Rhoades McKee's new space is bright, open



By Cynthia Price
Legal News

The impression given by Rhoades McKee’s new office space at 55 Campau is airy, light, open, and welcoming — by design.

A great deal of effort over the past two to three years went to making sure of two things: that the new offices reflected “a modern fresh start,” as Rhoades McKee’s President and Chair of Litigation Practice Paul McCarthy puts it; and that attorneys and staff could collaborate freely.

The latter was occasioned at least in part by a realization McCarthy had. “When I started as an attorney, I was often assigned to do research and there were law libraries populated by lots of books and people. I spent hours in there, researching but also talking with other attorneys, ‘spitballing’ ideas.

“As technology has grown it’s kind of isolated people, and then you’re limited to your own ideas, thoughts, and creativity. We’re not trying to change that — we have the latest advances here and we’re trying to go as paperless as possible. But we’re interested in seeing what can happen when people are encouraged to connect.”

The new offices take down the barriers to people coming together, offering a multitude of different “flex spaces” to facilitate collaboration.

The open layout also makes the work day more enjoyable. “We got moved in June 16,” said Cindy Tyler, Chief Operating Officer at Rhoades McKee, “and I’ve already seen more people than I did in months at the old place.” She adds that the move itself, from their old offices in the Waters Building, went remarkably well.

Tyler was instrumental in ensuring all the details reflect the design philosophy. She explains, “The way we practice is changing too, so, for example, it’s much easier to do mediations in the current space. We surveyed attorneys and staff, and kept all of that in mind as we completely gutted and renovated these floors.”

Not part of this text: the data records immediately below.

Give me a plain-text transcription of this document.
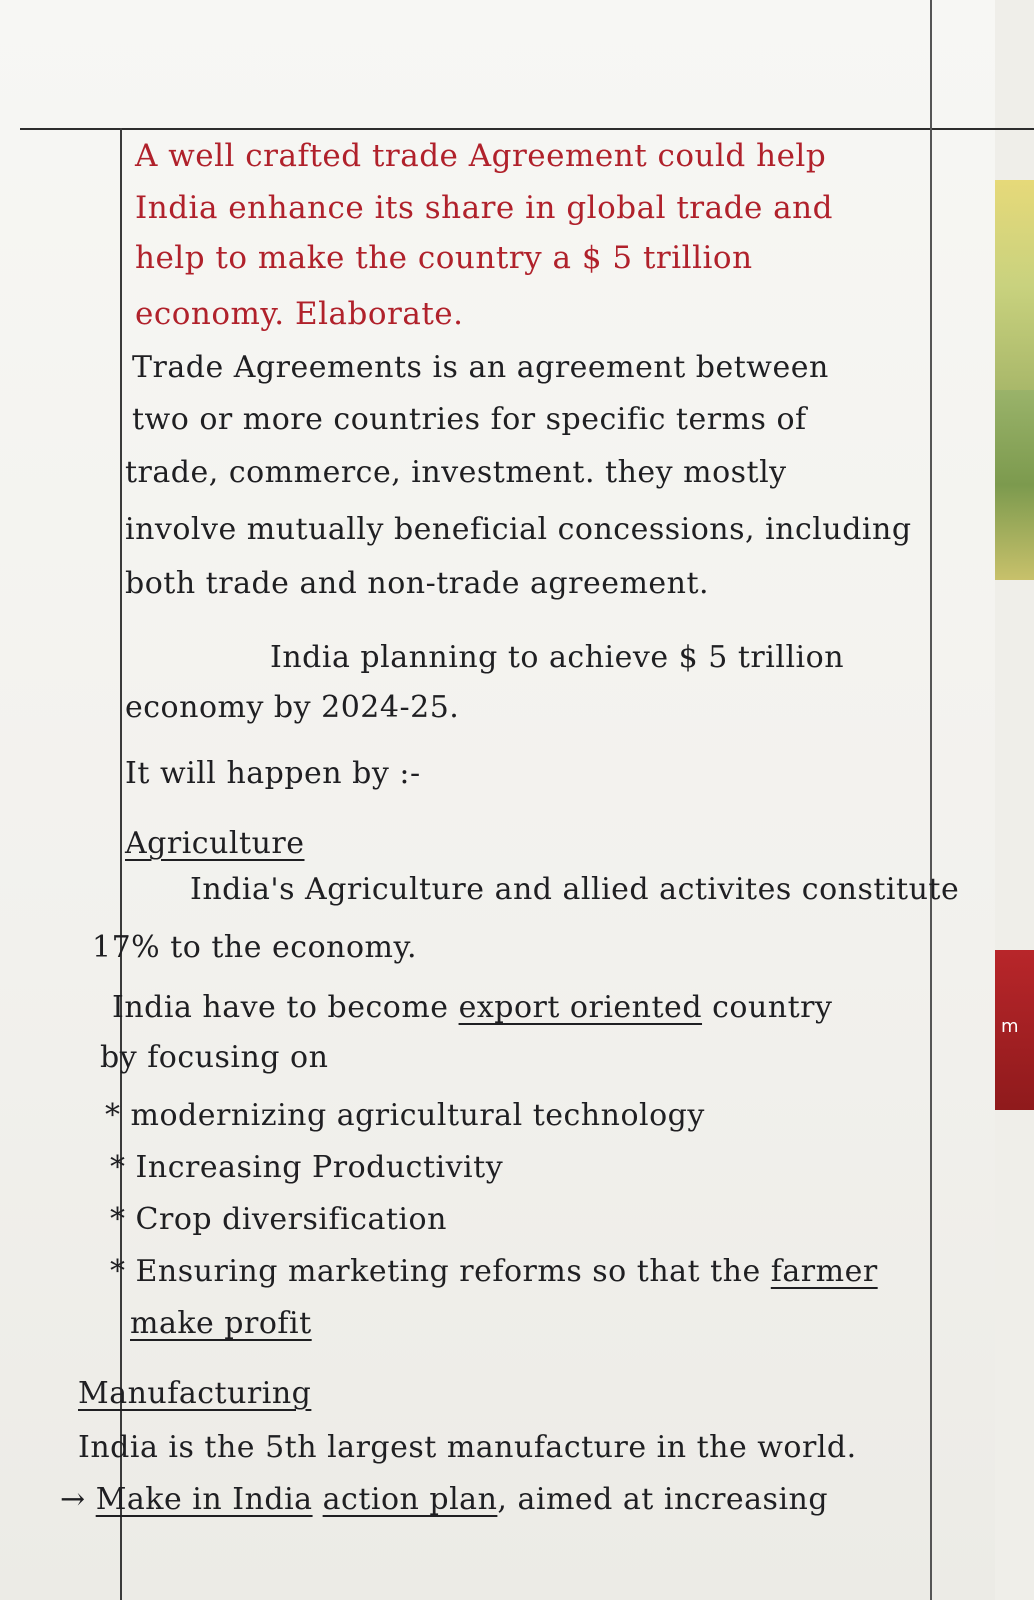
m
A well crafted trade Agreement could help
India enhance its share in global trade and
help to make the country a $ 5 trillion
economy. Elaborate.
Trade Agreements is an agreement between
two or more countries for specific terms of
trade, commerce, investment. they mostly
involve mutually beneficial concessions, including
both trade and non-trade agreement.
India planning to achieve $ 5 trillion
economy by 2024-25.
It will happen by :-
Agriculture
India's Agriculture and allied activites constitute
17% to the economy.
India have to become export oriented country
by focusing on
* modernizing agricultural technology
* Increasing Productivity
* Crop diversification
* Ensuring marketing reforms so that the farmer
make profit
Manufacturing
India is the 5th largest manufacture in the world.
→ Make in India action plan, aimed at increasing
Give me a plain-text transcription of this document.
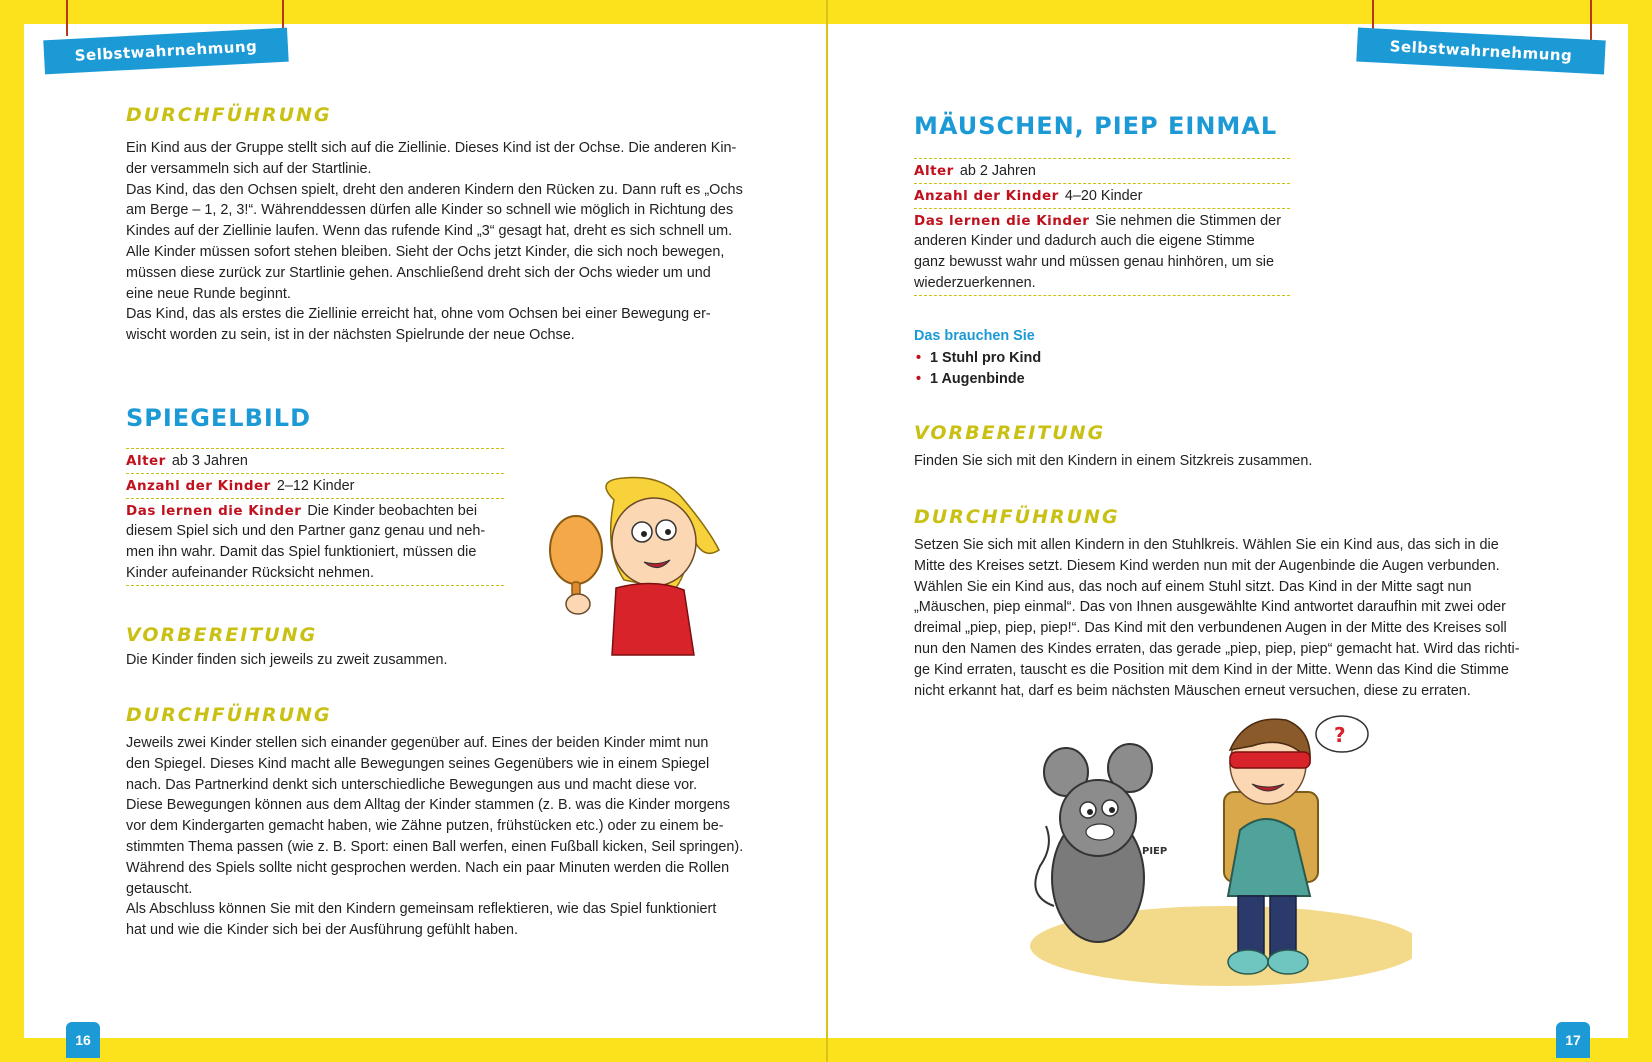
Selbstwahrnehmung	Selbstwahrnehmung
DURCHFÜHRUNG

Ein Kind aus der Gruppe stellt sich auf die Ziellinie. Dieses Kind ist der Ochse. Die anderen Kin-
der versammeln sich auf der Startlinie.

Das Kind, das den Ochsen spielt, dreht den anderen Kindern den Rücken zu. Dann ruft es „Ochs
am Berge – 1, 2, 3!“. Währenddessen dürfen alle Kinder so schnell wie möglich in Richtung des
Kindes auf der Ziellinie laufen. Wenn das rufende Kind „3“ gesagt hat, dreht es sich schnell um.
Alle Kinder müssen sofort stehen bleiben. Sieht der Ochs jetzt Kinder, die sich noch bewegen,
müssen diese zurück zur Startlinie gehen. Anschließend dreht sich der Ochs wieder um und
eine neue Runde beginnt.

Das Kind, das als erstes die Ziellinie erreicht hat, ohne vom Ochsen bei einer Bewegung er-
wischt worden zu sein, ist in der nächsten Spielrunde der neue Ochse.

SPIEGELBILD
Alter ab 3 Jahren
Anzahl der Kinder 2–12 Kinder
Das lernen die Kinder Die Kinder beobachten bei
diesem Spiel sich und den Partner ganz genau und neh-
men ihn wahr. Damit das Spiel funktioniert, müssen die
Kinder aufeinander Rücksicht nehmen.
VORBEREITUNG
Die Kinder finden sich jeweils zu zweit zusammen.
DURCHFÜHRUNG

Jeweils zwei Kinder stellen sich einander gegenüber auf. Eines der beiden Kinder mimt nun
den Spiegel. Dieses Kind macht alle Bewegungen seines Gegenübers wie in einem Spiegel
nach. Das Partnerkind denkt sich unterschiedliche Bewegungen aus und macht diese vor.
Diese Bewegungen können aus dem Alltag der Kinder stammen (z. B. was die Kinder morgens
vor dem Kindergarten gemacht haben, wie Zähne putzen, frühstücken etc.) oder zu einem be-
stimmten Thema passen (wie z. B. Sport: einen Ball werfen, einen Fußball kicken, Seil springen).
Während des Spiels sollte nicht gesprochen werden. Nach ein paar Minuten werden die Rollen
getauscht.

Als Abschluss können Sie mit den Kindern gemeinsam reflektieren, wie das Spiel funktioniert
hat und wie die Kinder sich bei der Ausführung gefühlt haben.

16
MÄUSCHEN, PIEP EINMAL
Alter ab 2 Jahren
Anzahl der Kinder 4–20 Kinder
Das lernen die Kinder Sie nehmen die Stimmen der
anderen Kinder und dadurch auch die eigene Stimme
ganz bewusst wahr und müssen genau hinhören, um sie
wiederzuerkennen.
Das brauchen Sie
• 1 Stuhl pro Kind
• 1 Augenbinde
VORBEREITUNG
Finden Sie sich mit den Kindern in einem Sitzkreis zusammen.
DURCHFÜHRUNG
Setzen Sie sich mit allen Kindern in den Stuhlkreis. Wählen Sie ein Kind aus, das sich in die
Mitte des Kreises setzt. Diesem Kind werden nun mit der Augenbinde die Augen verbunden.
Wählen Sie ein Kind aus, das noch auf einem Stuhl sitzt. Das Kind in der Mitte sagt nun
„Mäuschen, piep einmal“. Das von Ihnen ausgewählte Kind antwortet daraufhin mit zwei oder
dreimal „piep, piep, piep!“. Das Kind mit den verbundenen Augen in der Mitte des Kreises soll
nun den Namen des Kindes erraten, das gerade „piep, piep, piep“ gemacht hat. Wird das richti-
ge Kind erraten, tauscht es die Position mit dem Kind in der Mitte. Wenn das Kind die Stimme
nicht erkannt hat, darf es beim nächsten Mäuschen erneut versuchen, diese zu erraten.
PIEP
?
17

Tyler gives kudos to a firm-wide Space Committee, at first formed to find a new location when the owners of the Waters Building told Rhoades McKee they were going in a new direction. Knowing they wanted to stay downtown, the committee’s search ended with the Campau building next to JW Marriott, using both the second and third floors. The Space Committee continued its work to create the best possible offices, led by real estate attorney James L Schipper.

Another of Rhoades McKee’s values is to strengthen the local economy by purchasing from area vendors. “We wanted to recognize West Michigan’s rich history in furniture design and manufacturing, and utilize local talent and enterprises wherever possible,” said Schipper. “Our firm believes that using the professionals and services available in our neighborhood contributes to a thriving community.”

Steelcase and Herman Miller supplied the furniture, and a newer company called Guild Nines custom-built the credenzas in the offices and cubicles. The cushions on the comfortable white chairs are different colors in different rooms and areas, and that coordinates with wonderful artwork and photography on the walls throughout.

Naturally, another value the new location reflects is a focus on customer service. The atmosphere is much more relaxed, Tyler notes. through such details as a serve-yourself refreshment area near a cluster of soft chairs that look almost like patio furniture; well-lit, comfortable conference rooms, and easy access from all of the hallways on the third floor to the main lobby.

Rhoades McKee was founded in 1960 by Dale Rhoades and William Garlington (William McKee and Roger Boer joined a few years later), and was housed immediately at the Waters Building. In 1983, the firm moved from a small space on the first floor to a larger one on the sixth floor.

Though McCarthy says, “The Waters Building was a wonderful place for us for many years,” Tyler points out that the building physically limited the ability to create larger collaborative spaces due to the presence of closely-spaced structural columns.

The Campau building also offered the opportunity to let in natural light and access views of the Grand River and the city skyline, incorporating deep windows in many of the offices.

The firm now has over 50 attorneys and 42 support staff, and 25 different practice groups. There is room for additional expansion on the second floor as the firm continues to grow.